The price of industrial co-operation with Beijing is British silence about China’s systemic human rights abuses, of which the highest rate of state executions in the world is only the most conspicuous example.
Autocratic
We should we equally worried about the Second Bureau of the Third Department of the People’s Liberation Army — otherwise known as Unit 61398, which is engaged in the theft of intellectual property across the world.
President Obama’s national security adviser Susan Rice said last autumn that Chinese industrial espionage is ‘not a mild irritation, it’s an economic and national security concern to the United States’.
Chinese hacking of personal and corporate information, she said, ‘undermines our long-term economic co-operation, and it needs to stop’.
But Chinese assertiveness is not restricted to the cybersphere.
Only last month, China contemptuously dismissed the verdict of an international tribunal, the Permanent Court of Arbitration, which ruled that its operations to create new islands and claim new territorial waters in the South China Sea are unjustified and illegal.
You may say Britain can shrug its shoulders about the South China Sea.
But we can scarcely ignore the evidence that Beijing scorns international law, personal freedom and property rights.
David Cameron and George Osborne seemed to believe that Britain, by treating the Chinese nicely, might persuade them to behave better, at least to us.
This seemed naively mistaken last year, and is mistaken now.
So, likewise, was British willingness to allow the Chinese telecommunications firm Huawei to bid for contracts in this country, when the United States won’t allow the firm anywhere near its domestic systems.
The UK’s intelligence and security committee expressed dismay that the government was so eager to promote Chinese trade and investment that it seemed willing to ignore the obvious risks of admitting the Chinese to our telecoms networks.
For Huawei — like the China Nuclear Power Corporation (CNPC) — is no independent entity.

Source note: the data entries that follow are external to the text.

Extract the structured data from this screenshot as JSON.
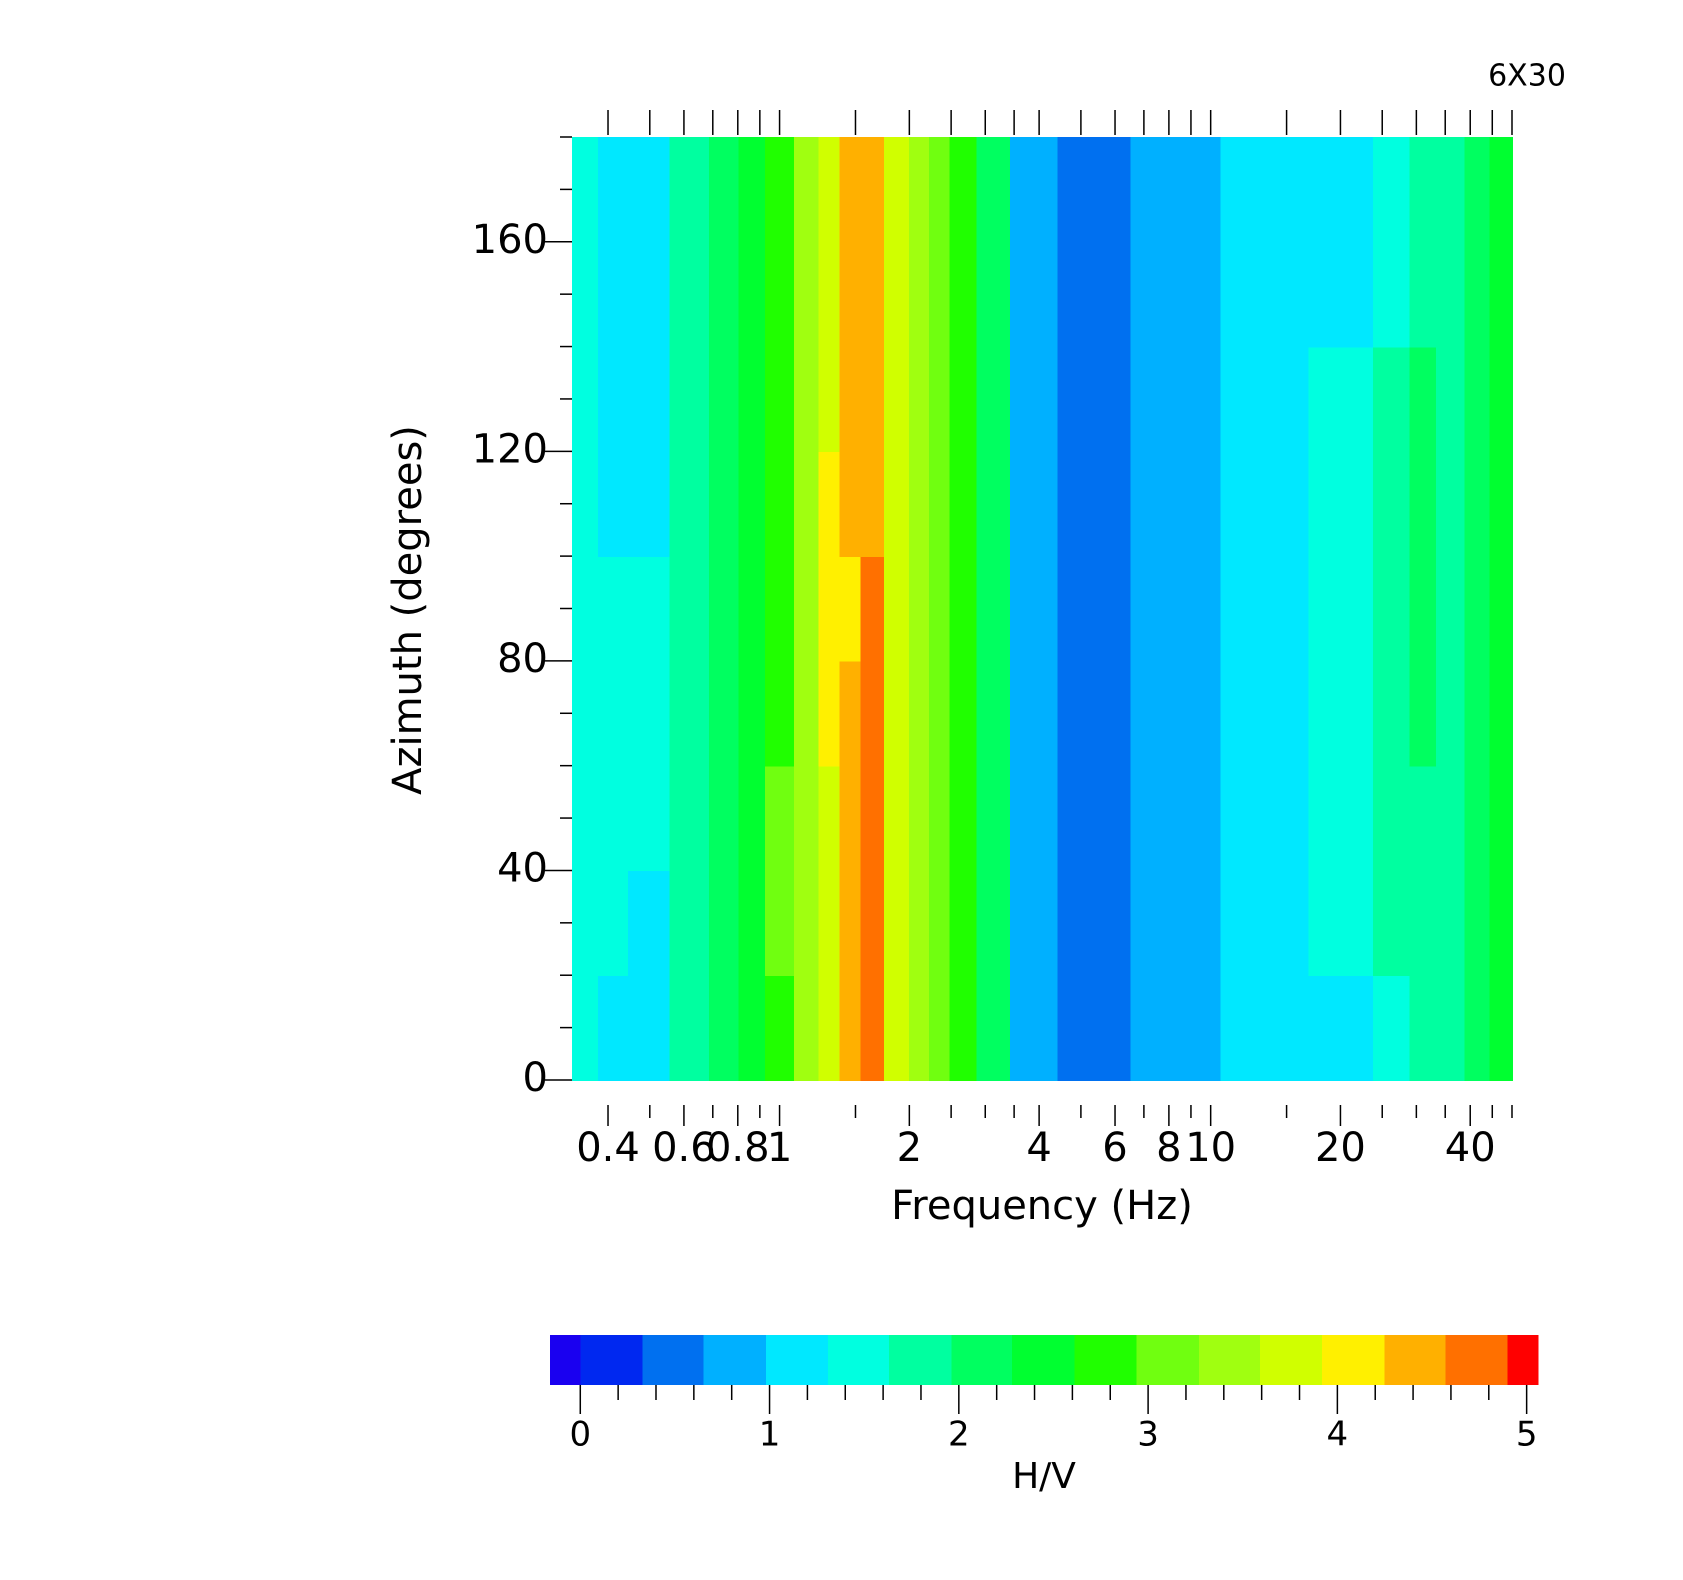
{
  "chart_data": {
    "type": "heatmap",
    "title": "6X30",
    "x_label": "Frequency (Hz)",
    "y_label": "Azimuth (degrees)",
    "x_scale": "log",
    "xlim": [
      0.33,
      50
    ],
    "ylim": [
      0,
      180
    ],
    "xticks": [
      0.4,
      0.6,
      0.8,
      1,
      2,
      4,
      6,
      8,
      10,
      20,
      40
    ],
    "x_minor_ticks": [
      0.5,
      0.7,
      0.9,
      1.5,
      2.5,
      3,
      3.5,
      5,
      7,
      9,
      15,
      25,
      30,
      35,
      45,
      50
    ],
    "yticks": [
      0,
      40,
      80,
      120,
      160
    ],
    "y_minor_ticks": [
      10,
      20,
      30,
      50,
      60,
      70,
      90,
      100,
      110,
      130,
      140,
      150,
      170,
      180
    ],
    "x": [
      0.355,
      0.405,
      0.49,
      0.63,
      0.75,
      0.86,
      1.0,
      1.17,
      1.3,
      1.46,
      1.63,
      1.88,
      2.12,
      2.34,
      2.63,
      3.12,
      3.76,
      5.2,
      8.2,
      13.6,
      21,
      27,
      31,
      36,
      42,
      47
    ],
    "y": [
      10,
      30,
      50,
      70,
      90,
      110,
      130,
      150,
      170
    ],
    "z": [
      [
        1.45,
        1.15,
        1.15,
        1.8,
        2.1,
        2.45,
        2.8,
        3.4,
        3.75,
        4.4,
        4.7,
        3.75,
        3.4,
        3.1,
        2.8,
        2.1,
        0.8,
        0.5,
        0.8,
        1.15,
        1.15,
        1.45,
        1.8,
        1.8,
        2.1,
        2.45
      ],
      [
        1.45,
        1.45,
        1.15,
        1.8,
        2.1,
        2.45,
        3.1,
        3.4,
        3.75,
        4.4,
        4.7,
        3.75,
        3.4,
        3.1,
        2.8,
        2.1,
        0.8,
        0.5,
        0.8,
        1.15,
        1.45,
        1.8,
        1.8,
        1.8,
        2.1,
        2.45
      ],
      [
        1.45,
        1.45,
        1.45,
        1.8,
        2.1,
        2.45,
        3.1,
        3.4,
        3.75,
        4.4,
        4.7,
        3.75,
        3.4,
        3.1,
        2.8,
        2.1,
        0.8,
        0.5,
        0.8,
        1.15,
        1.45,
        1.8,
        1.8,
        1.8,
        2.1,
        2.45
      ],
      [
        1.45,
        1.45,
        1.45,
        1.8,
        2.1,
        2.45,
        2.8,
        3.4,
        4.1,
        4.4,
        4.7,
        3.75,
        3.4,
        3.1,
        2.8,
        2.1,
        0.8,
        0.5,
        0.8,
        1.15,
        1.45,
        1.8,
        2.1,
        1.8,
        2.1,
        2.45
      ],
      [
        1.45,
        1.45,
        1.45,
        1.8,
        2.1,
        2.45,
        2.8,
        3.4,
        4.1,
        4.1,
        4.7,
        3.75,
        3.4,
        3.1,
        2.8,
        2.1,
        0.8,
        0.5,
        0.8,
        1.15,
        1.45,
        1.8,
        2.1,
        1.8,
        2.1,
        2.45
      ],
      [
        1.45,
        1.15,
        1.15,
        1.8,
        2.1,
        2.45,
        2.8,
        3.4,
        4.1,
        4.4,
        4.4,
        3.75,
        3.4,
        3.1,
        2.8,
        2.1,
        0.8,
        0.5,
        0.8,
        1.15,
        1.45,
        1.8,
        2.1,
        1.8,
        2.1,
        2.45
      ],
      [
        1.45,
        1.15,
        1.15,
        1.8,
        2.1,
        2.45,
        2.8,
        3.4,
        3.75,
        4.4,
        4.4,
        3.75,
        3.4,
        3.1,
        2.8,
        2.1,
        0.8,
        0.5,
        0.8,
        1.15,
        1.45,
        1.8,
        2.1,
        1.8,
        2.1,
        2.45
      ],
      [
        1.45,
        1.15,
        1.15,
        1.8,
        2.1,
        2.45,
        2.8,
        3.4,
        3.75,
        4.4,
        4.4,
        3.75,
        3.4,
        3.1,
        2.8,
        2.1,
        0.8,
        0.5,
        0.8,
        1.15,
        1.15,
        1.45,
        1.8,
        1.8,
        2.1,
        2.45
      ],
      [
        1.45,
        1.15,
        1.15,
        1.8,
        2.1,
        2.45,
        2.8,
        3.4,
        3.75,
        4.4,
        4.4,
        3.75,
        3.4,
        3.1,
        2.8,
        2.1,
        0.8,
        0.5,
        0.8,
        1.15,
        1.15,
        1.45,
        1.8,
        1.8,
        2.1,
        2.45
      ]
    ],
    "colorbar": {
      "label": "H/V",
      "levels": [
        -0.16,
        0,
        0.33,
        0.65,
        0.98,
        1.31,
        1.63,
        1.96,
        2.28,
        2.61,
        2.94,
        3.27,
        3.59,
        3.92,
        4.25,
        4.57,
        4.9,
        5.06
      ],
      "colors": [
        "#1a00f0",
        "#0028f0",
        "#0070f0",
        "#00b0ff",
        "#00e8ff",
        "#00ffe0",
        "#00ffa0",
        "#00ff60",
        "#00ff30",
        "#20ff00",
        "#70ff10",
        "#a0ff10",
        "#d0ff00",
        "#fff000",
        "#ffb000",
        "#ff7000",
        "#ff0000"
      ],
      "ticks": [
        0,
        1,
        2,
        3,
        4,
        5
      ],
      "minor_ticks": [
        0.2,
        0.4,
        0.6,
        0.8,
        1.2,
        1.4,
        1.6,
        1.8,
        2.2,
        2.4,
        2.6,
        2.8,
        3.2,
        3.4,
        3.6,
        3.8,
        4.2,
        4.4,
        4.6,
        4.8
      ]
    }
  }
}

Both are arms of the communist state. The CNPC’s website acknowledges its commitment to ‘the building of national defence’, alongside its economic and industrial objectives.
It’s not necessary to be an oldfashioned Cold Warrior to consider it folly for Britain to treat China as a friend while it promotes values and pursues objectives utterly at odds with those of this country and its allies.

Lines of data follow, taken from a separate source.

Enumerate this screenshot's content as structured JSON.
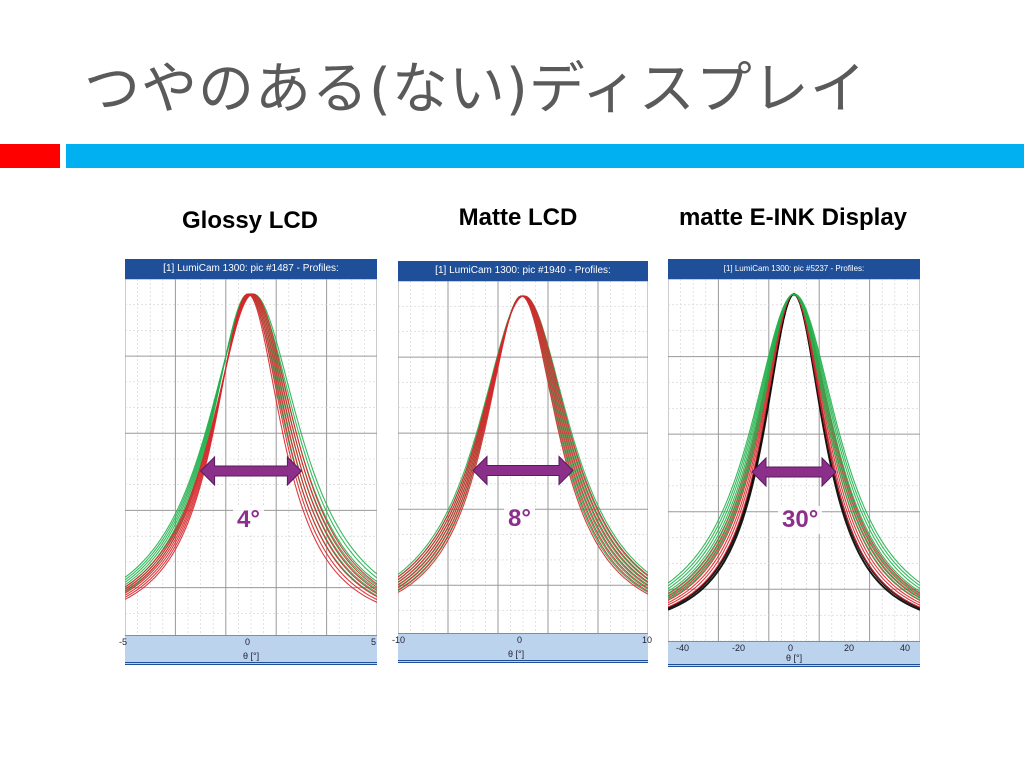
{
  "slide": {
    "title": "つやのある(ない)ディスプレイ"
  },
  "colors": {
    "red_accent": "#ff0000",
    "blue_accent": "#00b0f0",
    "curve_green": "#22b14c",
    "curve_red": "#d7262b",
    "curve_black": "#000000",
    "arrow_purple": "#8b2f8b",
    "header_blue": "#1f4f99"
  },
  "chart_data": [
    {
      "type": "line",
      "title": "Glossy  LCD",
      "header": "[1] LumiCam 1300: pic #1487 - Profiles:",
      "xlabel": "θ [°]",
      "xlim": [
        -5,
        5
      ],
      "x_ticks": [
        "-5",
        "0",
        "5"
      ],
      "annotation": "4°",
      "arrow_width_deg": 4,
      "series": [
        {
          "color": "green",
          "fwhm_deg": 4.0
        },
        {
          "color": "red",
          "fwhm_deg": 3.6
        }
      ]
    },
    {
      "type": "line",
      "title": "Matte  LCD",
      "header": "[1] LumiCam 1300: pic #1940 - Profiles:",
      "xlabel": "θ [°]",
      "xlim": [
        -10,
        10
      ],
      "x_ticks": [
        "-10",
        "0",
        "10"
      ],
      "annotation": "8°",
      "arrow_width_deg": 8,
      "series": [
        {
          "color": "green",
          "fwhm_deg": 8.0
        },
        {
          "color": "red",
          "fwhm_deg": 7.8
        }
      ]
    },
    {
      "type": "line",
      "title": "matte E-INK Display",
      "header": "[1] LumiCam 1300: pic #5237 - Profiles:",
      "xlabel": "θ [°]",
      "xlim": [
        -45,
        45
      ],
      "x_ticks": [
        "-40",
        "-20",
        "0",
        "20",
        "40"
      ],
      "annotation": "30°",
      "arrow_width_deg": 30,
      "series": [
        {
          "color": "black",
          "fwhm_deg": 26
        },
        {
          "color": "red",
          "fwhm_deg": 30
        },
        {
          "color": "green",
          "fwhm_deg": 34
        }
      ]
    }
  ]
}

George Osborne may have been flattered to be received in China as an honoured guest.
But then so, too, is the absurd British Marxist Martin Jacques, whose book entitled When China Rules The World is apparently popular in Beijing ruling circles since it predicts a time when this behemoth state will be the most powerful on the planet.
The Chinese are irked by the debate in Western capitals about how best they can be persuaded to moderate and modify their policies to fit in with the international order.
Repressive
President Xi and his comrades expect the international order to fit in with Beijing’s template.
The West is more likely, eventually, to achieve a tolerable co-existence with China than with Russia, because for all its problems China is becoming an economic success story, while Russia seems doomed to ongoing economic failure, with the bitterness this breeds.
For now, however, we need to sup with both nations using a long spoon. There may be a time, when Beijing has showed itself worthy of trust, when we should cut deals for Chinese investment in our infrastructure. But that time has not come yet.
The involvement in Hinkley Point of one of the most repressive and secretive regimes in the world poses unacceptable risks.
Britain will have to pay a stiff forfeit for abandoning the project, but it seems right for the Prime Minister to make that decision.
There are many powerful economic arguments for cancellation, but the threat to our national security is the clincher.